Wenn der Höhepunkt dennoch in weiter Ferne liegt, muss Frau nicht verzweifeln, berichtet die Gynäkologin weiter: "Das kann man trainieren, so wie ganz viele andere Sachen auch." Es gäbe zwar nicht "das eine Wundermittel", aber es helfe auf jeden Fall, sich mit dem eigenen Körper und seiner Lust immer weiter vertraut zu machen. "Und eine gut trainierte Beckenbodenmuskulatur schadet natürlich auch nicht", sagt Mangler.

"Es gibt tolle Online-Tutorials, die darüber aufklären, wie sich die Vulva stimulieren lässt oder welche Penetration besonders angenehm sein kann", ergänzt Sabine Brookman-May. Das kann Inspiration für das eigene Sexleben liefern. Sie ist sicher: Umso besser der eigene Körper kennengelernt wurde, umso klarer kann kommuniziert werden, was gefällt und was nicht.

Beziehe alle Sinne ein

Wenn der Weg zum Höhepunkt klar ist, gibt es sogar Möglichkeiten, den Orgasmus zu intensivieren, sagt Mandy Mangler: "Indem man Klitoris und Vulva maximal und lange stimuliert und einfach eine schöne Zeit hat."

Interracial couple hugging each other while standing near window. African man embracing his caucasian girlfriend at home.
Sich voll und ganz geborgen zu fühlen, ist schon ein guter Start.Bild: iStockphoto / jacoblund

Oft wird unterschätzt, wie viel Orgasmen auch mit allen anderen Sinnen, neben der Berührung des Sexualorgans, zu tun haben. Wie entspannt ist das Setting? Wie scharf sind die Partner:innen aufeinander? Wie gut geht es einem insgesamt? "Sex ist Spiel", so die Gynäkologin. Die beste Technik aus ihrer Sicht: "Sehr viel Stimulation, in Kombination mit sehr viel Lust auf den Sexualakt, den man gerade durchführt."

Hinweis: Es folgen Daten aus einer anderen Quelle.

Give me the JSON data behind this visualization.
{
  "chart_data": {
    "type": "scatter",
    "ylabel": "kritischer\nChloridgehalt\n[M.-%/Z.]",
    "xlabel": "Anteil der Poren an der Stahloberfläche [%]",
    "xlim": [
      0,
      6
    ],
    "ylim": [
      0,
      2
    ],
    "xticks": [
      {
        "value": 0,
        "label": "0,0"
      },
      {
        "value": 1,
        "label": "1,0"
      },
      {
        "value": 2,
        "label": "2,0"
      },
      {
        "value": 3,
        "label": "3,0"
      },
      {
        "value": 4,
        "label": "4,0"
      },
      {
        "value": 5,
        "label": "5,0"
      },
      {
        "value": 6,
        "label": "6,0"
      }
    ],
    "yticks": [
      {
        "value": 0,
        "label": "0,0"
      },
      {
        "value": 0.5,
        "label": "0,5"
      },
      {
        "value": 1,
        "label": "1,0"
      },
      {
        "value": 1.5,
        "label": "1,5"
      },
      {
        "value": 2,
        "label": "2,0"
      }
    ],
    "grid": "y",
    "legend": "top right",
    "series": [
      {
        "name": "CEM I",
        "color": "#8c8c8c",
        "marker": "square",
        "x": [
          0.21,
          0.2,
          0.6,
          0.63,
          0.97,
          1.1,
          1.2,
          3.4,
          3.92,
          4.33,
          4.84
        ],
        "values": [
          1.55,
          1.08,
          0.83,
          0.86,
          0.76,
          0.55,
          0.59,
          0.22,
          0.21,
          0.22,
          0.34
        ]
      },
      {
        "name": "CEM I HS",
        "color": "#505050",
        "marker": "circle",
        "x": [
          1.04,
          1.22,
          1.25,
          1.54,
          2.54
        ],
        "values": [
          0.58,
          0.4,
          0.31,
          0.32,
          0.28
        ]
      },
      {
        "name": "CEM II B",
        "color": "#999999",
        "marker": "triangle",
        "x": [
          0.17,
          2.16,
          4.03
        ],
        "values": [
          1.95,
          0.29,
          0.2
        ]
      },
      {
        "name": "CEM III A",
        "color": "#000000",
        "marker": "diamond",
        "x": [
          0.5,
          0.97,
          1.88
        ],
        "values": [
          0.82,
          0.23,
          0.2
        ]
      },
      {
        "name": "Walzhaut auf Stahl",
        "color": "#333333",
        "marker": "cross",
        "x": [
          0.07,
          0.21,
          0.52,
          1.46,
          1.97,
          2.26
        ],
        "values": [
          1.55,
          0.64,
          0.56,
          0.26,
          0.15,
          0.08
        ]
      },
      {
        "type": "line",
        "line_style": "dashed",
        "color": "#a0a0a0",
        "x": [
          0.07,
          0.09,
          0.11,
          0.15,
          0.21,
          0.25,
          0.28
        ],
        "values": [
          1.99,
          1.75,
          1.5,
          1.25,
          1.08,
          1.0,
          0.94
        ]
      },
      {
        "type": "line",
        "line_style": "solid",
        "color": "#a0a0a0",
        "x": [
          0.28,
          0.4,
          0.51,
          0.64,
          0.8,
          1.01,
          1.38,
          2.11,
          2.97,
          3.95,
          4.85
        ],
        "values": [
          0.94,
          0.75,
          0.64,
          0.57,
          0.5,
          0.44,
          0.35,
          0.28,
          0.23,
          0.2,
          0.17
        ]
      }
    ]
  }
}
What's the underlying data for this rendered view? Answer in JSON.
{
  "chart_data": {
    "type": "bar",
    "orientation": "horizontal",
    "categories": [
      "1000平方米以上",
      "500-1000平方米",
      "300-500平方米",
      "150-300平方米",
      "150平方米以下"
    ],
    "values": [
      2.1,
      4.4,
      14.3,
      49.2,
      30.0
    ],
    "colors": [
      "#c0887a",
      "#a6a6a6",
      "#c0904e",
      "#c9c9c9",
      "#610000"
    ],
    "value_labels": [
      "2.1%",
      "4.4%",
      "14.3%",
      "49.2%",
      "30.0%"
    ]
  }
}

Was als intensiver Orgasmus empfunden wird, ist subjektiv. "Finde heraus, was die Intensität eines Orgasmus für Dich ausmacht: die Anzahl der Orgasmen, die Stärke der vaginalen und klitoralen Kontraktionen, der gleichzeitige Orgasmus mit deinem Partner oder deiner Partnerin? Die Fragen kann nur jede:r für sich selbst beantworten", sagt Sabine Brookman-May.

Atem und Beckenboden

Rein technisch betrachtet gibt es ebenfalls Hilfsmittel. "Ein starker Beckenboden und das Wissen darüber, welche Muskeln man während des Sex so anspannt, dass man besser zum Orgasmus kommt oder diesen verstärkt, hilft enorm", erläutert die Urologin weiter. Sie warnt aber auch:

"Ist der Beckenboden zu stark angespannt, kann auch das Gegenteil passieren und die Intensität ist deutlich geringer."

Ihre Kollegin Mangler ergänzt: "Natürlich kann Beckenbodentraining helfen", es gäbe aber auch "bestimmte Atemtechniken, die die Orgasmuswellen verlängern".

Ausprobieren, sich Zeit lassen und sich kennenlernen, lautet die Devise also. Irgendwann wird er "kommen", der Höhepunkt. "Jede Frau ist prinzipiell orgasmusfähig", ist Mandy Mangler überzeugt. Man muss eben nur wissen, wie.